The Cohere API has the following limitations with respect to image counts:

You can pass in a maximum of 20 images per request, or 20 megabytes (mb) in total data, whichever comes first.

File types

These are the supported file types:

PNG (.png)
JPEG (.jpeg and .jpg)
WEBP (.webp)
Non-animated GIF (.gif)

Non-Latin Alphabets

Performance may vary when processing images containing text in non-Latin scripts, like Japanese or Korean characters.

Rate Limits

Image inputs don’t change rate limit considerations; for more detail, check out our dedicated rate limit documentation.

Understanding Costs

To understand how to calculate costs for a model, consult the breakdown above about how tokens are determined by the model, then consult our dedicated pricing page to figure out what your ultimate spend will be.

Acceptable Use

Please refer to our usage policy.

Prompt Engineering for Image Models

Prompting for text-generation and models that can work with images is very similar. If you’re having success with a prompt in one of Cohere’s standard language models, it should work for our image models as well.

Best Practices

Resizing Large Images

If you’re working with images that are larger than the model can handle, consider resizing them yourself, as this will have positive impacts on latency, cost, and performance.

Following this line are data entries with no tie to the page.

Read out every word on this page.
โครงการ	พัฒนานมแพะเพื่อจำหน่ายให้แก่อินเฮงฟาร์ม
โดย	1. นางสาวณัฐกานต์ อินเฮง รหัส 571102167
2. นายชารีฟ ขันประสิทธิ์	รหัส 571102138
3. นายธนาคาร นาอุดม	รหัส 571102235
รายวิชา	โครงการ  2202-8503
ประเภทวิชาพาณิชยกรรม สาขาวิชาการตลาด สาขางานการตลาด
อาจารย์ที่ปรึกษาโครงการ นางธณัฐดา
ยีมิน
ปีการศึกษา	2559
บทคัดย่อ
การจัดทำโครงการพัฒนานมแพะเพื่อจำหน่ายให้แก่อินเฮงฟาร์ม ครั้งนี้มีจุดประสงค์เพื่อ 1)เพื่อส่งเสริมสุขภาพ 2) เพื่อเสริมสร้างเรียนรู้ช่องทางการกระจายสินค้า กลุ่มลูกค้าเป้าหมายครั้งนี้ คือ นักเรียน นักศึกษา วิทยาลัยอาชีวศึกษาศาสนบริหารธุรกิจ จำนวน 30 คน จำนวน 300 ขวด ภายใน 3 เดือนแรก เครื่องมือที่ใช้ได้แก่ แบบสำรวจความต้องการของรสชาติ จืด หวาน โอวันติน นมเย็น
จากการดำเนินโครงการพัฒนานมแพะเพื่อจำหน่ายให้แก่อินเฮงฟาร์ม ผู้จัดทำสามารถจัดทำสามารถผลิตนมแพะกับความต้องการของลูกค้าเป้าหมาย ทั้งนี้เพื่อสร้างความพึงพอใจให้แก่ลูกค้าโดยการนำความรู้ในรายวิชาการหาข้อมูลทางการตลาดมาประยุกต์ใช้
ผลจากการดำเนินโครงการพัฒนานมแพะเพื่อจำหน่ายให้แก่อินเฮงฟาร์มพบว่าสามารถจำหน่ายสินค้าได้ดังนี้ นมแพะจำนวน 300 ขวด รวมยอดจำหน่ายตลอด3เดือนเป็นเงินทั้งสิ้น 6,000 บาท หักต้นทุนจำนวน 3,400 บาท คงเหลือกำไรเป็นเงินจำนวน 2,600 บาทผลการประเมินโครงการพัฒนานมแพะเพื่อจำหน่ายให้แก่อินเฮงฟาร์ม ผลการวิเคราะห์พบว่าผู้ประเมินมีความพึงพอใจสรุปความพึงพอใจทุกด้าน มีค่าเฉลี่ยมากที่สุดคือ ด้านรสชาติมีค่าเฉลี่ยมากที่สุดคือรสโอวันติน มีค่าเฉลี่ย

Structured Outputs and JSON Mode

Many use cases (such as OCR) work best with Cohere’s structured output capabilities. To learn more about this, consult the structured output guide.

Getting the best Results out of the Model

Here are some techniques for optimizing model outputs:

Apply prompt techniques that work well for text-based interactions.
Reduce network latency by shrinking large images on the client before sending them via the API.
Enlarge small text in images to improve readability and model performance.